In response to the Nov. 2015 attacks on Paris from ISIS (Daesh), France immediately launched at least 30 air strikes against the de facto ISIS capital of Raqqa alone. French audacity led the way for the U.S. to hit ISIS oil facilities in Iraq and Syria, a main source of the terror group’s operating funds. The nuclear-powered French carrier Charles de Gaulle is currently en route to the Mediterranean to support anti-ISIS operations.
The Charles de Gaulle led an expedition of the one-fourth of the French Navy that supported operations in Afghanistan. The French launched 140 air strikes to support operations on the ground during the 2001 invasion as well as lending its recon aircraft to support U.S. special operations forces and then conventional forces in Operation Anaconda. French ground forces have been in Afghanistan since 2010, and 88 troops died there.
France is especially active in its former African colonies. During the 2004 Ivorian Civil War, the French sent 2,500 troops to keep the peace and prevent the sides from slaughtering each other. When French and Western civilians were rescued by French military helicopters as mobs of Ivorians raided Westerner’s homes. When Ivorian government forces, ostensibly under the guise of attacking rebel positions, hit a French base in Bouaké, killing nine and injuring 31, the French retaliated by an overland march on Yamoussoukro airport, taking out much of the Ivorian Air Force on the ground, and then capturing the country’s main airport in Abidjan.
The French returned to Ivory Coast in 2011 to finish off president Laurent Gbagbo, who refused to concede his election loss . The French ousted Gbagbo and arrested him, then subdued mercenaries hired by the former president.
That same year, French forces intervened in Libya to recon the country and take out artillery and armor bound for dictator Muammar Qaddafi’s effort to fill the streets of Benghazi with “rivers of blood.” The French also assisted with the imposition of NATO “no-fly zones,” giving Libyan rebels the air support needed to even the odds of the war against Qaddafi’s regime.

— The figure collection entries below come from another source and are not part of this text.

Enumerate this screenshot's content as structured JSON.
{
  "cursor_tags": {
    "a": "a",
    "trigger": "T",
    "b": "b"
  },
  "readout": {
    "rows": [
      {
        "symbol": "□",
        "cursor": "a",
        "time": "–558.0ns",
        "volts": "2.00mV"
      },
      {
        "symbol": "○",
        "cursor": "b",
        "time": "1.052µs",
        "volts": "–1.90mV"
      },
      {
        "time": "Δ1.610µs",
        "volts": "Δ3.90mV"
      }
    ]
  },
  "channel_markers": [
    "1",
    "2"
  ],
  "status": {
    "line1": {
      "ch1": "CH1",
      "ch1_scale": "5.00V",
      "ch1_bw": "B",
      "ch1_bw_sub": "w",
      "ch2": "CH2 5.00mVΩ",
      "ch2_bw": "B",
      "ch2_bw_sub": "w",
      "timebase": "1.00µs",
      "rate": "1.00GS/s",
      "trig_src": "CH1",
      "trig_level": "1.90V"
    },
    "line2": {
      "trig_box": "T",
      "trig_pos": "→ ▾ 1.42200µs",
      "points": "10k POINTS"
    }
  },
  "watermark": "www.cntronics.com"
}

In 2012, an Islamist group in Mali called Ansar Dine backed Tuareg tribes and secular militia in declaring independence in the Northern area of the former French colony. They quickly captured three of the country’s largest cities and imposed strict Sharia law. The power vacuum attracted insurgents and jihadists from other Islamist groups, including al-Qaeda in the Islamic Maghreb. The Malian government fell in a coup led by Malian troops unhappy with the government’s handling of the crisis.
Once a civilian interim government was re-established in the capital of Bamako, Islamist militants began to push toward the country’s center, and the French sent in the marines. French airstrikes stopped the Islamist advance and French troops helped the Malians recapture the vital city of Konna. By the time the French and Malians reached Timbuktu, Islamist resistance faded to nil. The entire operation took six months.
The French lead a 3,000-strong counterterrorism force in Africa, spanning Mali, Niger, Burkina Faso, Mauritania, and Chad. They are the sole Western, NATO country in Operation Barkhane, fighting Islamist presence in West Africa, fighting ISIS and al-Qaeda-linked militants throughout the region.